Oireachtas Joint and Select Committees

Wednesday, 22 February 2017

Committee on Budgetary Oversight

Fiscal Outlook, Competitiveness and Labour Market Developments: Discussion

2:00 pm

Photo of Joan BurtonJoan Burton (Dublin West, Labour) | Oireachtas source

During the debate on NAMA, I proposed the social investment clause which the then Minister for Finance, the late Brian Lenihan, accepted. It was one of the few changes a Minister for Finance ever accepted in anything. I am disappointed it has not worked out or been utilised more. However, there is something that might be helpful to the committee or to Ireland in general. Patricia King referred to NESC on a number of occasions. If it was possible for an opinion to be published again by such a body setting out those proposals regarding mixed models of funding and so forth, it might be very useful to do it now. Certainly, there is a strong perception of huge inhibitions because of the rules referred to earlier on state aid and the structure on which NAMA was based suddenly coming in for later attack. In fact, there have been suggestions in the public media by a group of developers that they are contesting even the current NAMA housing section on the principle that it constitutes an unfair state aid. If there was advice through ICTU or NESC that was strong and robust, it might give the Government more courage in that regard.

I was delighted to hear Dr. McDonnell mention the Maynooth line. The electrification of the Maynooth line in the current plan is not sufficiently prioritised in my view. In terms of product, that is the one that will produce the greatest commuter benefit and has the highest potential to reduce private car flow into Dublin. There have been a number of positive developments, such as the line up to Broombridge and the opening of the tunnel under the Phoenix Park, but the electrification is being long-fingered now. Does ICTU have a view on that development? The west side of Dublin, like Fingal, is the key population development area for the future and the electrification of that line would accelerate the trains, particularly if it was carried out far down on the line.

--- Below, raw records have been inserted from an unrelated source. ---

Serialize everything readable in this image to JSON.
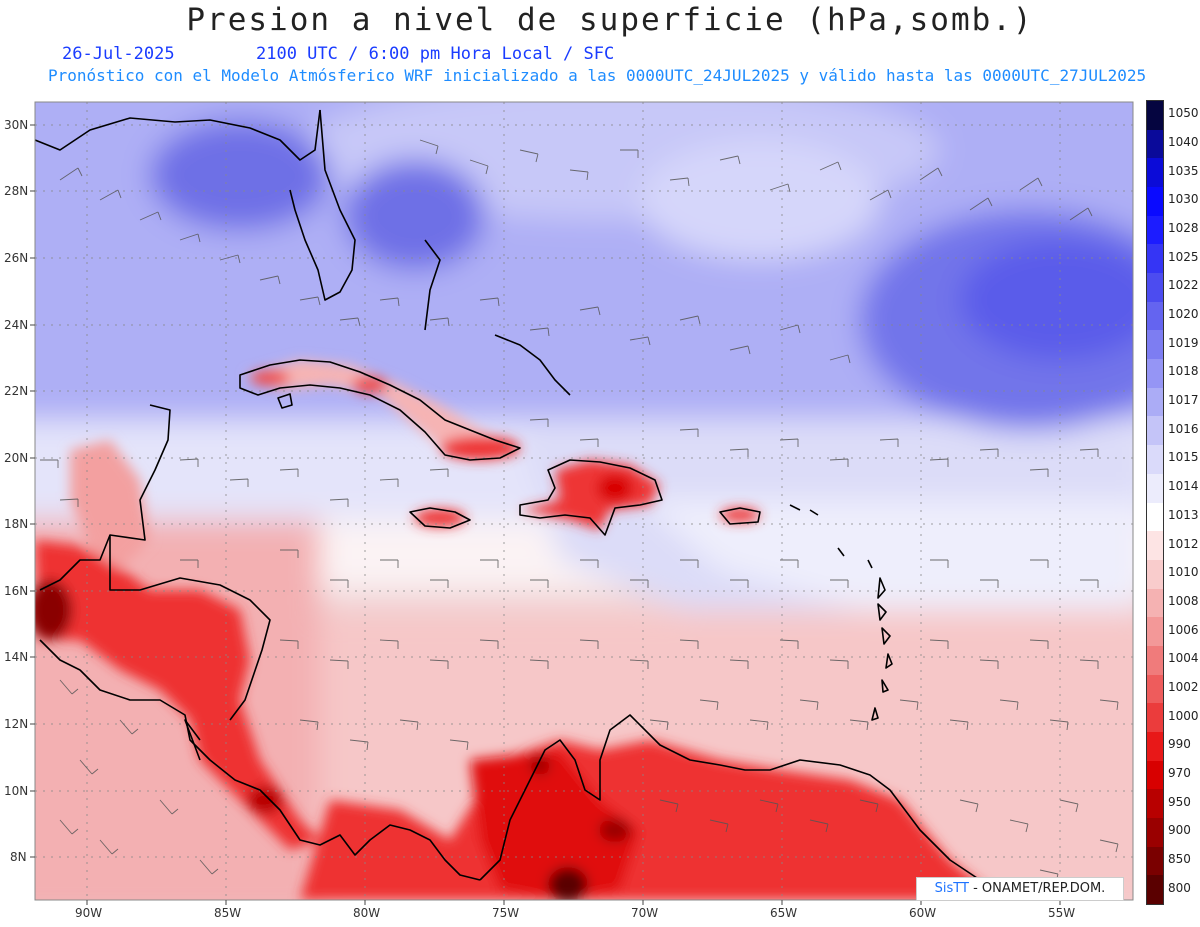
{
  "header": {
    "title": "Presion a nivel de superficie (hPa,somb.)",
    "date": "26-Jul-2025",
    "time_line": "2100 UTC / 6:00 pm Hora Local / SFC",
    "forecast_line": "Pronóstico con el Modelo Atmósferico WRF inicializado a las 0000UTC_24JUL2025 y válido hasta las  0000UTC_27JUL2025"
  },
  "map": {
    "lat_labels": [
      "30N",
      "28N",
      "26N",
      "24N",
      "22N",
      "20N",
      "18N",
      "16N",
      "14N",
      "12N",
      "10N",
      "8N"
    ],
    "lon_labels": [
      "90W",
      "85W",
      "80W",
      "75W",
      "70W",
      "65W",
      "60W",
      "55W"
    ]
  },
  "credit": {
    "brand": "SisTT",
    "org": " - ONAMET/REP.DOM."
  },
  "legend": {
    "levels": [
      "1050",
      "1040",
      "1035",
      "1030",
      "1028",
      "1025",
      "1022",
      "1020",
      "1019",
      "1018",
      "1017",
      "1016",
      "1015",
      "1014",
      "1013",
      "1012",
      "1010",
      "1008",
      "1006",
      "1004",
      "1002",
      "1000",
      "990",
      "970",
      "950",
      "900",
      "850",
      "800"
    ],
    "colors": [
      "#050540",
      "#0a0a9a",
      "#0b0bd8",
      "#0a0aff",
      "#1c1cff",
      "#3535f5",
      "#4c4cf0",
      "#6464f0",
      "#7d7df2",
      "#9595f5",
      "#abacf6",
      "#c4c4f8",
      "#dadafa",
      "#ececfc",
      "#ffffff",
      "#fde4e4",
      "#f9cccc",
      "#f5b2b2",
      "#f39898",
      "#f07b7b",
      "#ee5c5c",
      "#eb3c3c",
      "#e81818",
      "#d80000",
      "#b80000",
      "#9a0000",
      "#7a0000",
      "#5a0000"
    ]
  }
}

I have a final question. In the context of the challenges facing Ireland with Brexit, do the witnesses think it is possible, perhaps using the European Globalisation Adjustment Fund as a model, to make a proposal for a compensation fund for Ireland in respect of the costs that will arise from Brexit and the re-adjustments, re-alignments and so forth that will have to be made? ICTU is part of the European Trade Union Confederation. The fiscal stability rules were set by Germany quite a long time ago but the EU does not appear to have found a satisfactory mechanism for change up to now. When one talks to people privately they are quite open to change but no mechanism has been found yet. Are there ideas in the European trade union movement as to what the mechanism would be? The Italians want to invest more capital and for that not to count as part of the deficit. There are many other examples. Greece would like to do that and it would make a great deal of sense. From the witnesses' wider international contacts do they see any model which, perhaps, the committee might put forward to the Government as a means of getting over this huge inhibition relating to the fiscal rules? I have met Andrew McDowell, as I am sure the witnesses have, who was formerly the adviser to the Taoiseach and is now the European Investment Bank's representative to Ireland. He is dying to spend money and we are dying to receive it, but we do not seem to be able to bridge the gap.